Awareness of sustainability issues and environmental impacts is at an all-time high. Retail consumers are increasingly looking to businesses to help them make a difference.[1] Similarly, the commercial sector looks to their insurers to provide economic resilience combined with sustainable solutions.
Insurers have a key role to play in helping to promote more sustainable approaches among consumers to improve climate resilience. Insurers can support policyholders to help homes and businesses adapt and become more resistant to and resilient in the face of environmental perils. In this section, we explore some of the ways in which insurance providers can offer underwriting products that encourage sustainable choices and outcomes for the buyers of insurance. We also set out opportunities for policy interventions that can help the insurance industry build robust knowledge and capabilities in this space, whilst empowering the move towards increased environmental resilience.
Encouraging climate adaptation through resilient reinstatement
Insurers have a role to play in promoting sustainable approaches to climate-resilience, for example, in reducing the impacts of physical, climate change-related events such as flood, wildfires and tropical storms. Insurers can support policyholders in making their homes and businesses more resistant and resilient to environmental perils; however, this is not currently the norm. There are obvious benefits for insurers in this action – more resilient infrastructure, buildings and homes reduce the value of future claims. Likewise, it is beneficial to customers for protecting their properties and livelihoods. Resilient reinstatement, as these measures are collectively termed, is an emerging concept that is increasingly gaining acceptance across the insurance industry. The following are ways in which insurers support sustainable choices on the part of policyholders.

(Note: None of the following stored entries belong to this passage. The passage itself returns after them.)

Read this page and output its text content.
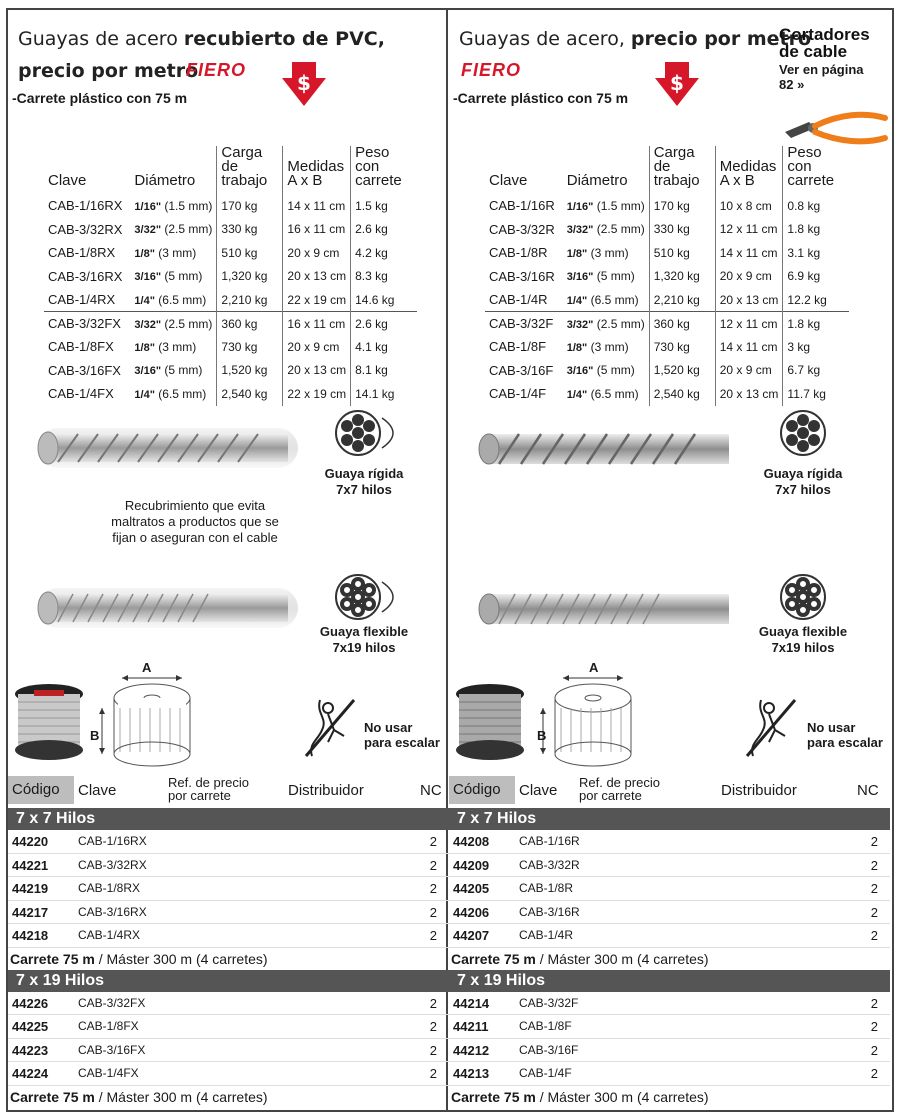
Guayas de acero recubierto de PVC,
precio por metro
FIERO
$
-Carrete plástico con 75 m
Clave	Diámetro	Carga de trabajo	Medidas A x B	Peso con carrete
CAB-1/16RX	1/16" (1.5 mm)	170 kg	14 x 11 cm	1.5 kg
CAB-3/32RX	3/32" (2.5 mm)	330 kg	16 x 11 cm	2.6 kg
CAB-1/8RX	1/8" (3 mm)	510 kg	20 x 9 cm	4.2 kg
CAB-3/16RX	3/16" (5 mm)	1,320 kg	20 x 13 cm	8.3 kg
CAB-1/4RX	1/4" (6.5 mm)	2,210 kg	22 x 19 cm	14.6 kg
CAB-3/32FX	3/32" (2.5 mm)	360 kg	16 x 11 cm	2.6 kg
CAB-1/8FX	1/8" (3 mm)	730 kg	20 x 9 cm	4.1 kg
CAB-3/16FX	3/16" (5 mm)	1,520 kg	20 x 13 cm	8.1 kg
CAB-1/4FX	1/4" (6.5 mm)	2,540 kg	22 x 19 cm	14.1 kg
Guaya rígida
7x7 hilos
Recubrimiento que evita maltratos a productos que se fijan o aseguran con el cable
Guaya flexible
7x19 hilos
A
B
No usar
para escalar
Código	Clave	Ref. de precio
por carrete	Distribuidor	NC
7 x 7 Hilos
44220 CAB-1/16RX	2
44221 CAB-3/32RX	2
44219 CAB-1/8RX	2
44217 CAB-3/16RX	2
44218 CAB-1/4RX	2
Carrete 75 m / Máster 300 m (4 carretes)
7 x 19 Hilos
44226 CAB-3/32FX	2
44225 CAB-1/8FX	2
44223 CAB-3/16FX	2
44224 CAB-1/4FX	2
Carrete 75 m / Máster 300 m (4 carretes)
Guayas de acero, precio por metro
FIERO
$
-Carrete plástico con 75 m
Cortadores
de cable
Ver en página
82 »
Clave	Diámetro	Carga de trabajo	Medidas A x B	Peso con carrete
CAB-1/16R	1/16" (1.5 mm)	170 kg	10 x 8 cm	0.8 kg
CAB-3/32R	3/32" (2.5 mm)	330 kg	12 x 11 cm	1.8 kg
CAB-1/8R	1/8" (3 mm)	510 kg	14 x 11 cm	3.1 kg
CAB-3/16R	3/16" (5 mm)	1,320 kg	20 x 9 cm	6.9 kg
CAB-1/4R	1/4" (6.5 mm)	2,210 kg	20 x 13 cm	12.2 kg
CAB-3/32F	3/32" (2.5 mm)	360 kg	12 x 11 cm	1.8 kg
CAB-1/8F	1/8" (3 mm)	730 kg	14 x 11 cm	3 kg
CAB-3/16F	3/16" (5 mm)	1,520 kg	20 x 9 cm	6.7 kg
CAB-1/4F	1/4" (6.5 mm)	2,540 kg	20 x 13 cm	11.7 kg
Guaya rígida
7x7 hilos
Guaya flexible
7x19 hilos
A
B
No usar
para escalar
Código	Clave Ref. de precio
por carrete	Distribuidor	NC
7 x 7 Hilos
44208 CAB-1/16R	2
44209 CAB-3/32R	2
44205 CAB-1/8R	2
44206 CAB-3/16R	2
44207 CAB-1/4R	2
Carrete 75 m / Máster 300 m (4 carretes)
7 x 19 Hilos
44214 CAB-3/32F	2
44211	CAB-1/8F	2
44212 CAB-3/16F	2
44213 CAB-1/4F	2
Carrete 75 m / Máster 300 m (4 carretes)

Collaborate in using industry data to form an evidence base for the value of resilience measures
There is a lack of confidence on the part of some policyholders and professionals regarding the extent to which recoverable measures will deliver desired outcomes. Regardless, there are research providing evidence to support the benefits of resilience and show the effectiveness of community-based resilience measures through case studies.[2,3] The challenge is that there is insufficient translation and communication to practitioners and policy makers in a concise, systematic and quantifiable manner. With better forms of evidence base available and accessible to decision makers, this may unlock the opportunity to foster evidence-based decision making and offer lower premiums where resilience measures have been taken, thus further incentivising uptake of such policies.
Communication on resilience measures and their benefits, thus driving the normalisation of resilient reinstatement
Success of integrating resilience reinstatement measures will be dependent on raising awareness of the climate-related risks faced by demand side households and businesses within the supply chain and influencing social attitudes and acceptance towards resilience measures. Communicating the benefits associated with resilient repair to policyholders can be challenging; some will take a long view and seek greater resilience, whilst others may focus entirely on minimising the immediate disruption to their households or businesses.
Choices around enhancing resilience can be made at multiple points, both before and after an event. The inclusion of resilient measures prior to an event, or in recovery, can be facilitated by clear understanding on the benefits of resilience as well as the cost of inaction. All stakeholders – including surveyors, loss adjustors, contractors and all parts of the supply chain - must be informed and educated about the benefits of resilience measures in order for the implementation of resilient reinstatement to be effective.